July 19, 2011 at 7:50 PM ET
Internet activist Aaron Swartz has been charged with the theft of 4.8 million documents using computers at MIT, the New York Times is reporting today.
The publicly available indictment , filed by U.S. Attorney for the District of Massachusetts, Carmen M. Ortiz, describes Swartz's alleged indiscretions in full detail, listing multiple instances of his evasion of MIT's attempts to stop him from downloading documents en masse from JSTOR, a document and journal repository. Swartz is being charged with wire fraud, computer fraud, unlawfully obtaining information from a protected computer, and recklessly damaging a protected computer.
Swartz is a programmer and Web political activist who co-founded a number of enterprises, including a company that was bought by Reddit. Most recently, he was involved in developing Web activist site Demand Progress. Demand Progress published a press release on its website defending Swartz, and is collecting statements of support for its founder.
According to this indictment, starting in late September 2010 Swartz, then a Harvard fellow, skipped down the road to MIT and apparently downloaded the documents through MIT's wireless guest network.
The indictment says that Swartz used an Acer laptop, plugged into the network under two fictitious usernames — "Gary Host" and "Grace Host" — and a "throwaway email address" — firstname.lastname@example.org — to access the JSTOR archive. Apparently with the help of software that entered search terms automatically, he then used the laptop to start downloading a large number of documents.
Then came the first of MIT's and JSTOR's attempts to block Swartz's access to the archive, the indictment continues. A day after Swartz's first set of downloads, JSTOR blocked the IP address associated with his Acer. The day after that, Swartz allegedly got another IP address. JSTOR traced and blocked that too, and in an attempt to stop other infiltrators from MIT, blocked other legitimate users from MIT who happened to have a code with the same first set of digits.
That's when MIT stepped in and banned the computer from its network, for not complying with its rules of computer use. This cat-and-mouse game of shifting IP addresses and blocks ultimately ended in Swartz "hard-wiring" himself into the network, and hiding his connected computer and external hard drives in a closet in the basement of one of the buildings.
What we imagine was a surveillance camera apparently recorded Swartz's moves in early January, as further described by the indictment, when he came to pick up his stuff:
"As Swartz entered the wiring closet, he held his bicycle helmet like a mask to shield his face, looking through ventilation holes in the helmet. Swartz then removed his computer equipment from the closet, put it in his backpack, and left, again masking his face with the bicycle helmet before peering through a crack in the double doors and cautiously stepping out."
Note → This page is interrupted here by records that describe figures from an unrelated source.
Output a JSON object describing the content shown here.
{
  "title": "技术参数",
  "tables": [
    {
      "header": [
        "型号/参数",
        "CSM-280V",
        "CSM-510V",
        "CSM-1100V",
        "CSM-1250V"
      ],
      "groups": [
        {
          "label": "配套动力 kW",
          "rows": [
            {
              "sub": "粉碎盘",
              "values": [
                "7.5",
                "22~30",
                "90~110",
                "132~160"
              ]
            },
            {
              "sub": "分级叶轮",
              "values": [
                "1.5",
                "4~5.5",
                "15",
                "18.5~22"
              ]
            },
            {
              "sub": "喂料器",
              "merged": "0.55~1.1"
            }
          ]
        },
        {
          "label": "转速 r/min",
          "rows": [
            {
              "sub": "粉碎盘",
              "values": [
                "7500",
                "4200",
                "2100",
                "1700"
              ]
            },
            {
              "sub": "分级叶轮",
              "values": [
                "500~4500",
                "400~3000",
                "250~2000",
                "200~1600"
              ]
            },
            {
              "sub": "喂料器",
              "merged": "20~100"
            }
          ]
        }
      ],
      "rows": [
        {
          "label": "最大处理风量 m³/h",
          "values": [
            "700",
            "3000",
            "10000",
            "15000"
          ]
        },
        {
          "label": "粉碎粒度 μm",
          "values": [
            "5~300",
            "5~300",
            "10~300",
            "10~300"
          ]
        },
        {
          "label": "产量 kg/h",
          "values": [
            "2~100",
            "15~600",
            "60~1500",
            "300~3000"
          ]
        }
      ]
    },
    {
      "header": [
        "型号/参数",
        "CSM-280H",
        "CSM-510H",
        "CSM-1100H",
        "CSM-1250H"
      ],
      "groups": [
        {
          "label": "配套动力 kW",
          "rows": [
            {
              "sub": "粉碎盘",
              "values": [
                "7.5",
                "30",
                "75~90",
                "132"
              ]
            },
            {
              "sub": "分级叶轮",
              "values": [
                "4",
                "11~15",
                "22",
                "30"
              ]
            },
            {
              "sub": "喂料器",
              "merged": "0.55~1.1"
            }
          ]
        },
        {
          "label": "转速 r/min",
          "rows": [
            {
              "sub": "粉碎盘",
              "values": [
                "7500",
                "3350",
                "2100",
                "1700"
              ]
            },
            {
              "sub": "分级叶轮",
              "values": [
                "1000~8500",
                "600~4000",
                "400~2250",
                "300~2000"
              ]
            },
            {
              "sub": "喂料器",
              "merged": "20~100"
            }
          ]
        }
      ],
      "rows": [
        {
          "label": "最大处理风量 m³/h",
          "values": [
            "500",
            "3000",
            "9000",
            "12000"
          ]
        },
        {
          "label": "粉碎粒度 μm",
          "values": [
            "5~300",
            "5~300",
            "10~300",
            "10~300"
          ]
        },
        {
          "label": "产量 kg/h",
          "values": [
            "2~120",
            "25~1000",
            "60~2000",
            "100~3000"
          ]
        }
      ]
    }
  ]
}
Later that same day, Swartz fled from MIT Police who were trying to question him, carrying away a USB drive with one of the download-and-evade programs on it, the indictment says.
Swartz, a serial data dabbler, has been involved in past projects including Open Library, described on his website as "an ambitious project to collect information about every book every published." Swartz also helped develop watchdog.net, which helps people find and access government data.